Evaluation Rubric for Portfolio Project

Candidates are to submit a public Github repo of an ML project built mainly on Python. This will be evaluated using the following rubric. Candidates must explain their design choices in a one-to-one 30 min interview after the project has been graded and accepted. We encourage candidates to prepare a brief powerpoint presentation for this (15 slides).

The minimum grade to pass the portfolio project is 70 points.
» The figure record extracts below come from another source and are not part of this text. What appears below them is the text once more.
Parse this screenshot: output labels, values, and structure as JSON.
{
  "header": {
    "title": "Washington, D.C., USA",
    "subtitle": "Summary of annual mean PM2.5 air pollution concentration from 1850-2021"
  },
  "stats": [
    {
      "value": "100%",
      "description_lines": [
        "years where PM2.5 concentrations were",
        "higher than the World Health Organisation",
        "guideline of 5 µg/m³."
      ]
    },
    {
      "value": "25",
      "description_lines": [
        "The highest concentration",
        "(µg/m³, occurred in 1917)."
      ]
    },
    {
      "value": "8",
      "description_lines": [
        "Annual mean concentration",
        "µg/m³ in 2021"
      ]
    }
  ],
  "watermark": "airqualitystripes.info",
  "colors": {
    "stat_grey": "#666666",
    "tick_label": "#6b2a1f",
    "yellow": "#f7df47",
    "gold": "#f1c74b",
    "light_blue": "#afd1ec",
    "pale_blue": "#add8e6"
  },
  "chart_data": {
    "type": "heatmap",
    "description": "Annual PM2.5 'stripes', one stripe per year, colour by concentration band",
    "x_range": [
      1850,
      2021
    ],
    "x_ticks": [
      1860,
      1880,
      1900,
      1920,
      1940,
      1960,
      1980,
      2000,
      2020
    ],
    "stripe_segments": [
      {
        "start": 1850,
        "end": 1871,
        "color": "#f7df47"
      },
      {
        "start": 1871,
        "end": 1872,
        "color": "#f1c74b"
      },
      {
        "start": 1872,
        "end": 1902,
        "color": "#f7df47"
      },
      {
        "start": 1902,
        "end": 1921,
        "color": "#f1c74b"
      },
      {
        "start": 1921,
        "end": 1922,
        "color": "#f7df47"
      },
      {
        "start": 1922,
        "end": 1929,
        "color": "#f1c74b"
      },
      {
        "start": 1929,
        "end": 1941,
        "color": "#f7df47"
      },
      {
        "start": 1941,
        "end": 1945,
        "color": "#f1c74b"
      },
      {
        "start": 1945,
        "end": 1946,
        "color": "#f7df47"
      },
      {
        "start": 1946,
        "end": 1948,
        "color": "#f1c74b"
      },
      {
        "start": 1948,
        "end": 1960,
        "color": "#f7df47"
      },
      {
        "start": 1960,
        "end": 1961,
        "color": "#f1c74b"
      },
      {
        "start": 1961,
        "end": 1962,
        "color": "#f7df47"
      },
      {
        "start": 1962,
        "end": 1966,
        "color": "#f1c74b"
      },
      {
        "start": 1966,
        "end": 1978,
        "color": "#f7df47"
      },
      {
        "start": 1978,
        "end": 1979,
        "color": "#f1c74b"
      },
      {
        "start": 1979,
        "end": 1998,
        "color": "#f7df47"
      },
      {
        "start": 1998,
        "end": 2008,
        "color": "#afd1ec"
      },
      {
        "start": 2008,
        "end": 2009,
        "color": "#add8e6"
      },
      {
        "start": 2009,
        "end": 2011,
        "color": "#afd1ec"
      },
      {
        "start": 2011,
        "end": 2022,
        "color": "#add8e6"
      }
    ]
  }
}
  1. Data Preparation and Preprocessing (10 points):

    • How effectively is the data cleaned, normalized, and preprocessed?
    • Are techniques like handling missing data, normalization, and feature engineering appropriately applied?
    • Is there a thoughtful approach to dealing with imbalanced data or outliers?
  2. Model Selection and Rationale (10 points):

    • Is the choice of model suitable for the problem at hand?
    • How well is the reasoning for selecting a particular model articulated?
    • Are comparisons made with alternative models?
  3. Model Training and Validation (10 points):

    • How effectively is the model trained and validated?
    • Are appropriate metrics chosen for evaluating model performance?
    • Is there a robust approach to training, such as cross-validation or use of a validation set?
  4. Code Quality and Efficiency (10 points):

    • Is the code well-organized, readable, and efficient?
    • Are best practices in coding and software engineering followed?
    • How are error handling and exception management implemented?
  5. API Design and Implementation (10 points):

    • How well is the REST API designed (endpoints, request-response structure)?
    • Are best practices in API development (like security, scalability) considered?
    • Is there proper documentation for the API (e.g., Swagger documentation)?
  6. Model Deployment and Environment (10 points):

    • How effectively is the model deployed for use via the REST endpoint?
    • Are considerations like load balancing, scalability, and environment stability addressed?
    • Is there an effective use of cloud services or containerization (e.g., Docker)?
  7. Integration of Machine Learning and API (10 points):

    • How well are the machine learning model and REST API integrated?
    • Is there efficient handling of requests and responses between the server and the model?
    • Are there measures for performance optimization in the integration?
  8. Security and Data Privacy (10 points):

    • Are security best practices for APIs and machine learning models implemented?
    • How is data privacy and protection handled, especially with sensitive data?
    • Are there mechanisms to prevent common vulnerabilities (e.g., SQL injection, data leaks)?
  9. Testing and Reliability (10 points):

    • How thoroughly is the system (both the model and API) tested?
    • Are there unit tests, integration tests, and system tests?
    • Is there evidence of reliable and consistent performance under different scenarios?
  10. Documentation, Reporting, and Usability (10 points):

    • Is the project well-documented, including model training, API usage, and deployment details?
    • Are the results, challenges, and decision-making processes clearly communicated?
    • Is the API user-friendly and easy to use for the end-users?